宿舍那盘土炕的两边,沿着斑驳的墙壁摆着两排箱子——木质的,铁皮的;有的刷着早已褪成模糊色调的油漆,有的裸露着木头本来的纹理;高的矮的,长的方的,新的旧的。这个宿舍住着多少学生,墙边就摆放着多少箱子。箱子虽然大大小小形制不一,但无一例外都用一把冰冷的锁子紧紧地锁着。
我的箱子也上着锁,因为箱子里装的不只是一周的干粮,更重要的是维系一天的热水。
冬天早晨,从那盘冰冷的土炕爬起来,黑暗中从裤兜摸索出还留有体温的钥匙,打开箱子,拎出箱子里的暖壶,沉甸甸的令人心安的重量。轻轻打开那个软木塞子,一股白白的热气就袅袅飘散,有时我会把整张脸凑近暖壶口,刹那间,脸颊温热,鼻腔通畅,连惺忪的睡眼也清朗起来。
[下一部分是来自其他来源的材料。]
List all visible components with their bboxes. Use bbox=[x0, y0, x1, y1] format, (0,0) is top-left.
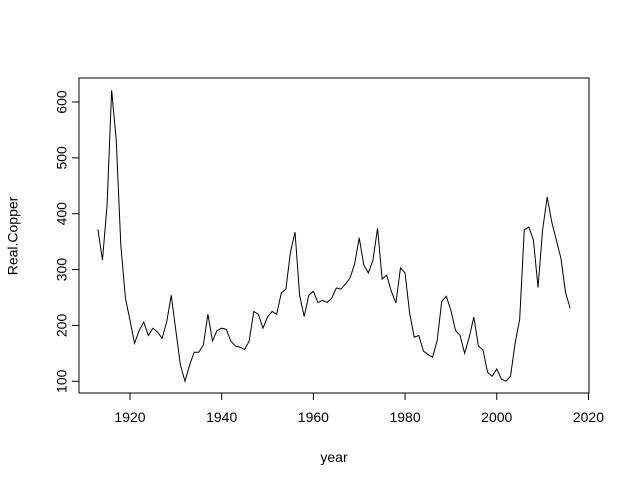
x-tick-label: 1920 bbox=[114, 409, 145, 425]
data-line bbox=[97, 90, 571, 384]
x-axis-label: year bbox=[320, 449, 348, 465]
y-tick-label: 100 bbox=[54, 369, 70, 393]
x-tick-label: 1960 bbox=[298, 409, 329, 425]
y-tick-label: 500 bbox=[54, 146, 70, 170]
y-tick-label: 300 bbox=[54, 258, 70, 282]
x-tick-label: 1980 bbox=[389, 409, 420, 425]
y-axis-label: Real.Copper bbox=[5, 196, 21, 275]
x-tick-label: 2020 bbox=[573, 409, 604, 425]
x-tick-label: 1940 bbox=[206, 409, 237, 425]
x-tick-label: 2000 bbox=[481, 409, 512, 425]
y-tick-label: 400 bbox=[54, 202, 70, 226]
plot-box bbox=[78, 77, 590, 394]
y-tick-label: 600 bbox=[54, 90, 70, 114]
y-tick-label: 200 bbox=[54, 314, 70, 338]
小心翼翼地倒出半缸子刷牙水,半缸子解渴的水,再在脸盆里倒出一点儿能沾湿毛巾的水。“咔嚓”一声,暖壶继续锁进箱子里。
尽管热水被如此严密地守护,但丢水的事还不时有发生。记得一个午休后,我匆忙打开箱子喝水,上课铃声突然响起,慌乱中竟忘了上锁就冲向教室。直到下午放学回到宿舍,才惊觉箱子未锁。掀开箱盖,放着的干粮、几元钱都在,但提起暖壶的瞬间,手上的重量告诉我——水少了。那一刻,委屈与愤怒交织。
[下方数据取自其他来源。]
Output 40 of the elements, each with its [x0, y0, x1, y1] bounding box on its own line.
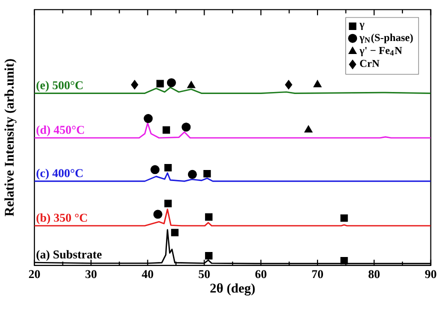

最令人心痛的事发生在四月初的一个中午,锅炉房每天仅有两次放水时间,中午是最拥挤的。那天,她已经接满第一瓶,转身递给后面一起打水的同学,弯下腰想继续接第二瓶水时,后面一个男生猛地向前一冲,同学手一松——“哐当”一声,开水瀑布般地倒了她一背,她“啊”的一声大叫。刚刚开春的季节,都已脱掉了棉衣,热水瞬间浸透单薄的外衣渗至肌肤。
我不记得当时打水的人是如何散开的,如何第一时间找来校医,只记得到下午她的背已经是明晃晃的水泡一个连一个。那段时间,我们在教室上课,她就一个人披着一件宽大的单衣,在宿舍的炕上趴着。到了周末更是不敢回家,生怕引起父母的担心。但那个年代的我们就是这样皮实——仿佛不过十几天,当天气转热时,她的背竟奇迹般地结痂脱落,能够穿上衣服正常上课了。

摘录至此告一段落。